Seguidores do vício e do crime, tremei!
Condenados por vós mesmos, conservais a men­te prisioneira das mais baixas forças da vida, à maneira do batráquio encarcerado no visco do pân­tano, ao qual se habituou no transcurso dos sé­culos!.
Nesse ponto, o orador fêz pausa e reparei os circunstantes.
Olhos esgazeados pelo pavor jaziam abertos em todas as máscaras fisionômicas.
O juiz, por sua vez, não parecia respeitar o menor resquício de misericórdia. Mostrava-se inte­ressado em criar ambiente negativo a qualquer es­pécie de soerguimento moral, estabelecendo nos ouvintes angustioso temor.

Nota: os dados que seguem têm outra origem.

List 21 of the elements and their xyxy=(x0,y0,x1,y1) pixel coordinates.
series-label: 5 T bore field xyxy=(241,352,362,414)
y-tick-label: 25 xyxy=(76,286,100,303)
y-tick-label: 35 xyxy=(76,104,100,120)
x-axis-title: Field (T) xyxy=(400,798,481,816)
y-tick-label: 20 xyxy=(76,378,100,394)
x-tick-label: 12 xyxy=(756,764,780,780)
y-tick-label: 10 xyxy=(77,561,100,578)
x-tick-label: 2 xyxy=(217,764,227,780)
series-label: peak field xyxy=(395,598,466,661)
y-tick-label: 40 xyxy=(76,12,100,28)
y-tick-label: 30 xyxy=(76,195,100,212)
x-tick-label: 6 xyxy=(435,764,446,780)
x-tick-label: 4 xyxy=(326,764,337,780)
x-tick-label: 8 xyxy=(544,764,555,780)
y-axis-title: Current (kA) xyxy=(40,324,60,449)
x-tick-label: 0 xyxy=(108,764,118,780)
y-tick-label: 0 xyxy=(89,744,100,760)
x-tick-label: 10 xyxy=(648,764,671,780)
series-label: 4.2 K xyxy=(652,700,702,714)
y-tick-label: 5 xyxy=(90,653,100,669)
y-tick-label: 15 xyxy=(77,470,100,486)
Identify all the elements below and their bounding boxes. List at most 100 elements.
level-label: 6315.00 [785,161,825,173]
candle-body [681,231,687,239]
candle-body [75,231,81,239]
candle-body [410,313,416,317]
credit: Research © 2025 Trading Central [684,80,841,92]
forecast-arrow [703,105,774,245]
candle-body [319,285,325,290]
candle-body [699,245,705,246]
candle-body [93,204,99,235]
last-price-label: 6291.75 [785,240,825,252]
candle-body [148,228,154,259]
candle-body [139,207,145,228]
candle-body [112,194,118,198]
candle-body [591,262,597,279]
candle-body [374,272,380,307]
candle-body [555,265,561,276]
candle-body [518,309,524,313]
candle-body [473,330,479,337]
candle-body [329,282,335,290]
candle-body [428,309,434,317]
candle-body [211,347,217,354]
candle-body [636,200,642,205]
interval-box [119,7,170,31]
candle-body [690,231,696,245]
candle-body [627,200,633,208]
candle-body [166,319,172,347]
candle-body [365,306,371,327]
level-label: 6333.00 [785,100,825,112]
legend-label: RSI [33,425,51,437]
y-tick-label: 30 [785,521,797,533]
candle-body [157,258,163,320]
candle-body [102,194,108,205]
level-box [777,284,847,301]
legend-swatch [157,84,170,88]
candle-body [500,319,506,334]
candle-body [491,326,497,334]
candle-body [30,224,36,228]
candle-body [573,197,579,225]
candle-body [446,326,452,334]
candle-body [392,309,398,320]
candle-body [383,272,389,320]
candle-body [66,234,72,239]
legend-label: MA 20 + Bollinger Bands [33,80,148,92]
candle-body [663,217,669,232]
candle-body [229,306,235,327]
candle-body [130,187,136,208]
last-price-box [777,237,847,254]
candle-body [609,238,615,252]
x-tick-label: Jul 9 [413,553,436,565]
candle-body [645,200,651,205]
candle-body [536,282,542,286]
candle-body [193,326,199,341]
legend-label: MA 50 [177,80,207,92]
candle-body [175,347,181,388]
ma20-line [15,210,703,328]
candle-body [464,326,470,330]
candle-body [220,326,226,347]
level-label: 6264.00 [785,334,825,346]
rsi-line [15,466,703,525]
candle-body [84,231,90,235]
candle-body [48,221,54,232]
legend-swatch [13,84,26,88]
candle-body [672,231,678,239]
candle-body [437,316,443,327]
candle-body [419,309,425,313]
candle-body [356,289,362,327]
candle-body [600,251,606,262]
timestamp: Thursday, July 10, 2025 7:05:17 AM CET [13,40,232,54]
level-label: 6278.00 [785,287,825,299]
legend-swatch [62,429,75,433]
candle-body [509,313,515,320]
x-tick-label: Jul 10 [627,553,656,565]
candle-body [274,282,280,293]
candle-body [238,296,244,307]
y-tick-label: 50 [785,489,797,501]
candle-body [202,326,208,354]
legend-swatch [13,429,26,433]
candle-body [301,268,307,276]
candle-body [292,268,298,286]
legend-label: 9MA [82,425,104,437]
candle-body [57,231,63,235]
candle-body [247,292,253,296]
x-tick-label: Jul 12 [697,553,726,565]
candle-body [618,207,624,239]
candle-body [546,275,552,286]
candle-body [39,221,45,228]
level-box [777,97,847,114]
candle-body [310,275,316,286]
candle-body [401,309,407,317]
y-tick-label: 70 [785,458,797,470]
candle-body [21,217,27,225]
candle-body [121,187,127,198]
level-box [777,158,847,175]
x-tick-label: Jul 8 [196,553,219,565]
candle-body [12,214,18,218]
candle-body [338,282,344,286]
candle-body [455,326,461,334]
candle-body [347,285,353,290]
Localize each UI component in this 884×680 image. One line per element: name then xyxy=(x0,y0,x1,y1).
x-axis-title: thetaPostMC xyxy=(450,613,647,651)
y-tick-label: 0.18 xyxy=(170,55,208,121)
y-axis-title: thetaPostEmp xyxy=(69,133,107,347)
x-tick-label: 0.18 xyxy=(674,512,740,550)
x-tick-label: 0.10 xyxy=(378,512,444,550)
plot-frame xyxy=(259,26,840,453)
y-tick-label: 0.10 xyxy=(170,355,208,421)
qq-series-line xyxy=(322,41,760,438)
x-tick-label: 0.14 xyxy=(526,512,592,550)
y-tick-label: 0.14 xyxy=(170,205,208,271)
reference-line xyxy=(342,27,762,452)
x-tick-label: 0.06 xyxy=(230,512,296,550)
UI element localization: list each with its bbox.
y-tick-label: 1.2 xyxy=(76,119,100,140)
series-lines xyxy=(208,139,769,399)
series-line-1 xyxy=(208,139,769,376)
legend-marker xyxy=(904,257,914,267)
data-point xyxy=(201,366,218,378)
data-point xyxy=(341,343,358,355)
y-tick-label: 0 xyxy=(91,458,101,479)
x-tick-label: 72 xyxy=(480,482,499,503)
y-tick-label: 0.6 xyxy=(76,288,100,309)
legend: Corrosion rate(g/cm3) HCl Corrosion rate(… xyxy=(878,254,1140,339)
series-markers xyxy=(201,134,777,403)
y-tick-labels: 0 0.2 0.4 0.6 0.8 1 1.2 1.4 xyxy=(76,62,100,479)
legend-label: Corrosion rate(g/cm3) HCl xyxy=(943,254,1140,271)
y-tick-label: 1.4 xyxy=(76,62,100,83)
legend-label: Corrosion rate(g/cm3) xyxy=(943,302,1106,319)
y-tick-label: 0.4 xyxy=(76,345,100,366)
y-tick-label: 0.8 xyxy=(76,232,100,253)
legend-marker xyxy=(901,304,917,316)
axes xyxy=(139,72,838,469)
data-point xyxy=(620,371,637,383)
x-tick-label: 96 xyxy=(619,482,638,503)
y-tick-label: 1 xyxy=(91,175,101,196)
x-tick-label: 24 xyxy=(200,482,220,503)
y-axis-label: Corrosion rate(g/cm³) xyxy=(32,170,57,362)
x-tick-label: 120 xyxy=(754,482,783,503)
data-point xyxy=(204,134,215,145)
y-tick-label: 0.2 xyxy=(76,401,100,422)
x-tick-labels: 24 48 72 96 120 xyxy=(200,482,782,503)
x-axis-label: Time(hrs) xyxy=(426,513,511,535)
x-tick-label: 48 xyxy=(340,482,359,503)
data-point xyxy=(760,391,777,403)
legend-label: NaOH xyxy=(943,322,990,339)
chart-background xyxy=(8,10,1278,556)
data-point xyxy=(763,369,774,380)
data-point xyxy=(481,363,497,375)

Prolongando-se o intervalo, enderecei com o olhar silenciosa interrogação ao nosso orientador, que me falou quase em segredo:
— O julgador conhece à saciedade as leis mag­néticas, nas esferas inferiores, e procura hipnotizar as vítimas em sentido destrutivo, não obstante usar, como vemos, a verdade contundente.
— Não vale acusar a edilidade desta colônia — prosseguiu a voz trovejante —, porque ninguém escapará aos resultados das próprias obras, quanto o fruto não foge às propriedades da árvore que o produziu.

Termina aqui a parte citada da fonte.